The court is hearing arguments Wednesday in the dispute between Albert Snyder of York, Pa., and members of the Westboro Baptist Church of Topeka, Kan. The case pits Snyder’s right to grieve privately against the church members’ right to say what they want, no matter how offensive.
Westboro members, led by the Rev. Fred Phelps, have picketed many military funerals to make their point that U.S. deaths in Afghanistan and Iraq are punishment for Americans’ immorality, including tolerance of homosexuality and abortion.
They welcome the attention the protests have brought, mocking their critics and vowing not to change their ways whatever the outcome at the Supreme Court.

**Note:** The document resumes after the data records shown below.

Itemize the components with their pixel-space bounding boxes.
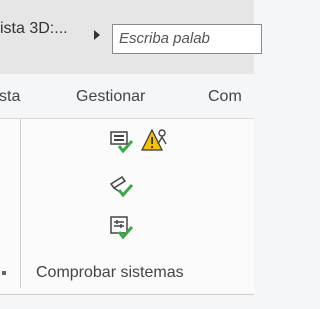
view-title: ista 3D:... xyxy=(0,20,68,37)
panel-expander-icon[interactable] xyxy=(2,271,6,275)
check-circuit-icon[interactable] xyxy=(108,214,134,245)
search-input[interactable]: Escriba palab xyxy=(112,24,262,54)
ribbon-tabs: sta Gestionar Com xyxy=(0,74,254,120)
tab-vista[interactable]: sta xyxy=(0,88,20,106)
check-system-icon[interactable] xyxy=(108,128,134,159)
warning-person-icon[interactable] xyxy=(140,126,168,159)
breadcrumb-arrow-icon xyxy=(94,30,100,40)
tab-gestionar[interactable]: Gestionar xyxy=(76,88,145,106)
panel-separator xyxy=(20,118,21,288)
panel-label: Comprobar sistemas xyxy=(36,264,184,281)
panel-bottom-border xyxy=(0,294,254,295)
title-bar: ista 3D:... Escriba palab xyxy=(0,0,262,74)
check-connection-icon[interactable] xyxy=(108,172,134,203)
tab-comprobar[interactable]: Com xyxy=(208,88,242,106)
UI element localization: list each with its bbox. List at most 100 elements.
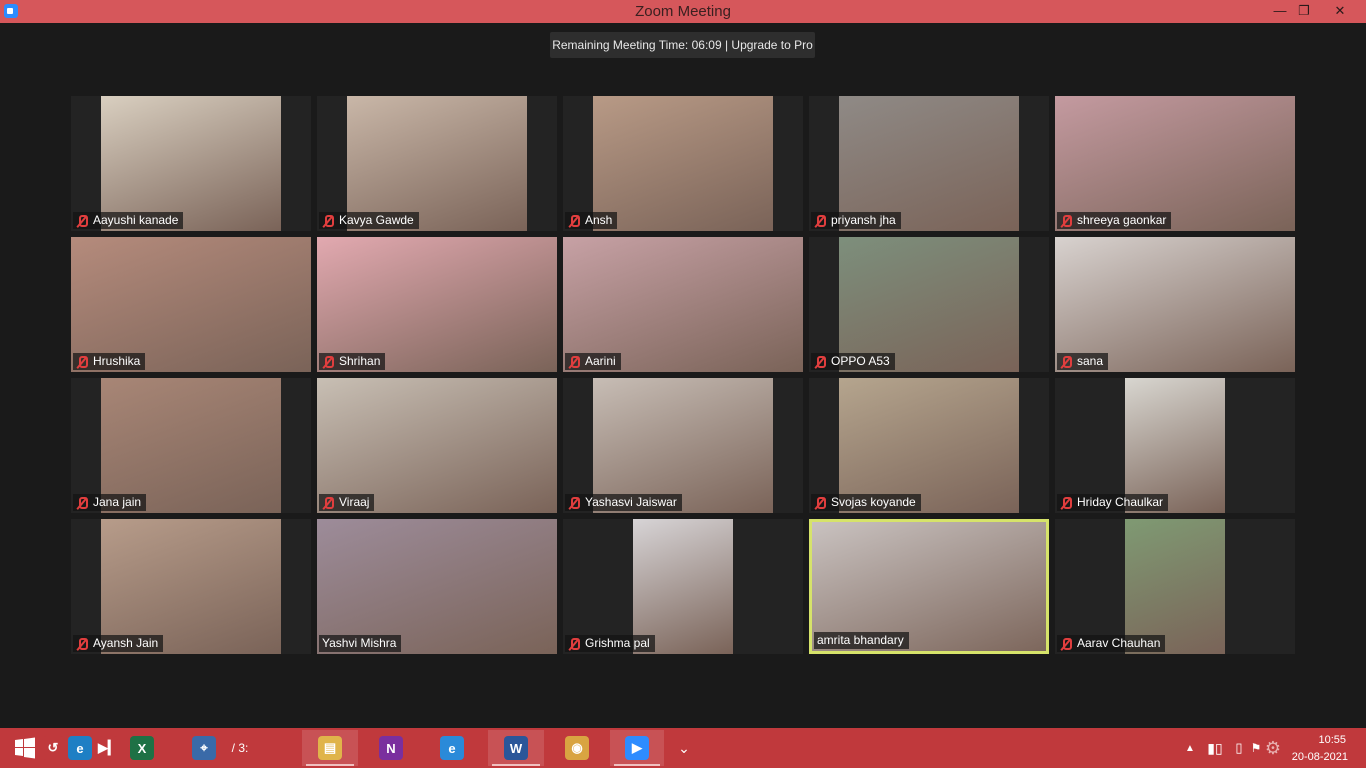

"No American should ever be required to apologize for following his or her conscience," said Margie Phelps, a daughter of Fred Phelps and the lawyer who is arguing the case for the church.
Snyder undertook the lawsuit after the Phelpses picketed the funeral of his son, Lance Cpl. Matthew Snyder, in March 2006. The Marine was killed in a Humvee accident.
Snyder won an $11 million verdict against the church for intentional infliction of emotional distress, among other claims. A judge reduced the award to $5 million before the federal appeals court in Richmond, Va., threw out the verdict altogether, citing the church’s First Amendment rights.
For Snyder, the case is not about free speech but harassment. "I had one chance to bury my son and it was taken from me," Snyder said.
Forty-eight states, 42 U.S. senators and veterans groups have sided with Snyder, asking the court to shield funerals from the Phelpses’ "psychological terrorism."
While distancing themselves from the church’s message, media organizations, including The Associated Press, have called on the court to side with the Phelpses because of concerns that a victory for Snyder could erode speech rights.